This codebase contains the following optimized algorithms for finding the minimum cost spanning tree (MST) of an undirected weighted graph:
- Kruskal's algorithm that uses Union-Find data structure. The running time complexity of this algorithm is O(mlogm); m = # edges. For a graph with 500 nodes and ~125,000 edges this optimized (union-find) implementation took 25 milliseconds to execute and the standard implementation 865 milliseconds. Plotting the graph shows that the minimum spanning tree generated by this code is indeed a tree as there are no cycles in the plotted graph.
- Prim's algorithm to find the minimum spanning tree (MST) that uses Heap data structure. The heap implements a min priority queue and stores the node with (current) min cost to be added to the MST in the next iteration. The running time complexity of this algorithm is O(mlogn); m = # edges, n = #nodes. For a graph with 500 nodes and ~125,000 edges this optimized implementation takes ~2 seconds to execute and the standard implementation ~60 seconds. Plot of the MST is also in the codebase.

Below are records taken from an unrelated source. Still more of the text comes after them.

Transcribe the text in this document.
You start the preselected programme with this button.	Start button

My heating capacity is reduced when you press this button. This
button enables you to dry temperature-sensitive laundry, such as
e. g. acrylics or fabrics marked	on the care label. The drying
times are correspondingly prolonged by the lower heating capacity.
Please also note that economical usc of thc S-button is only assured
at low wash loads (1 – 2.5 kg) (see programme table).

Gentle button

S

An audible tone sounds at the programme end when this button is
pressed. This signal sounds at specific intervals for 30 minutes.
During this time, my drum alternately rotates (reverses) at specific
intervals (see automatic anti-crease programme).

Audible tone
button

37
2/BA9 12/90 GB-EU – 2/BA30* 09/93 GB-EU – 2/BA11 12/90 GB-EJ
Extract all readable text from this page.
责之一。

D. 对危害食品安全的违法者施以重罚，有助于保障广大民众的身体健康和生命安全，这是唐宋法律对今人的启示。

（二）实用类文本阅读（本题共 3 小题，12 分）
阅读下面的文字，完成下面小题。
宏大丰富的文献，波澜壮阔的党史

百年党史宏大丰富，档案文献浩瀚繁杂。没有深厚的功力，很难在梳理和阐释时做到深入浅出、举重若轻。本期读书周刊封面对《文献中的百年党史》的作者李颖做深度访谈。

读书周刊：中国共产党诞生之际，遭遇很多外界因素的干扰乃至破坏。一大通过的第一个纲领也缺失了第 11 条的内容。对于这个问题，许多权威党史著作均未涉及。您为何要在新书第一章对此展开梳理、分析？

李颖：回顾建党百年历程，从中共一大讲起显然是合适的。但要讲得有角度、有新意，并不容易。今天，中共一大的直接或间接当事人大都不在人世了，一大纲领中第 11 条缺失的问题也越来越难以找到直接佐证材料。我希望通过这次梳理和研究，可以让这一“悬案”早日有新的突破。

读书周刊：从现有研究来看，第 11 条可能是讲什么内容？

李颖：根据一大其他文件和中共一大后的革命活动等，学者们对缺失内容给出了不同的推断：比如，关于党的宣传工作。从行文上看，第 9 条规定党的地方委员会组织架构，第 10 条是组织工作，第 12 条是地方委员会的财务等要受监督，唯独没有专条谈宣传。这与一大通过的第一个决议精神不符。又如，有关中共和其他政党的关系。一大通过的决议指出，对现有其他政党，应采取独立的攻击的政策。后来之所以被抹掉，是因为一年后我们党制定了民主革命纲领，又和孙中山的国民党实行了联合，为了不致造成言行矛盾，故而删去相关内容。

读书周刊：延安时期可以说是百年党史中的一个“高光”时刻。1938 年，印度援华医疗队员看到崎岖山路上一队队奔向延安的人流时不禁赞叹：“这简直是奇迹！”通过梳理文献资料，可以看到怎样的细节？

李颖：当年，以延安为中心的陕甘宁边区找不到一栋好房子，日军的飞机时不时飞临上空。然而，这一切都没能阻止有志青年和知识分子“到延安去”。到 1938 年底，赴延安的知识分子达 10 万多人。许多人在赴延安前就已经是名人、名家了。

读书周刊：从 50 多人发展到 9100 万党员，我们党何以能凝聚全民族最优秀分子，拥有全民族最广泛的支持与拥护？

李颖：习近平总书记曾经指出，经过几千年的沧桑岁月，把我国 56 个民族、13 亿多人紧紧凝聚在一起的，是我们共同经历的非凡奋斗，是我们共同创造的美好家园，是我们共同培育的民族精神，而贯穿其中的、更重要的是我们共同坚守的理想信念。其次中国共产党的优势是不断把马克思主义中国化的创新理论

This codebase also has an implementation of Kruskal's algorithm that generates disjoint k-clusters for the nodes in the graph (where k is the numbers of clusters). This approach of clustering ensures max-spacing between clusters where the spacing is defined as minimum distance between any two nodes of disjoint clusters. The running time complexity of this algorithm is O(mlogm); m = # edges. In this example the code was executed on a graph of 500 nodes and ~125,000 edges and 200 clusters were generated. The max spacing for the graph used was 26. Plotting the graph shows disjoint clusters generated by the algorithm.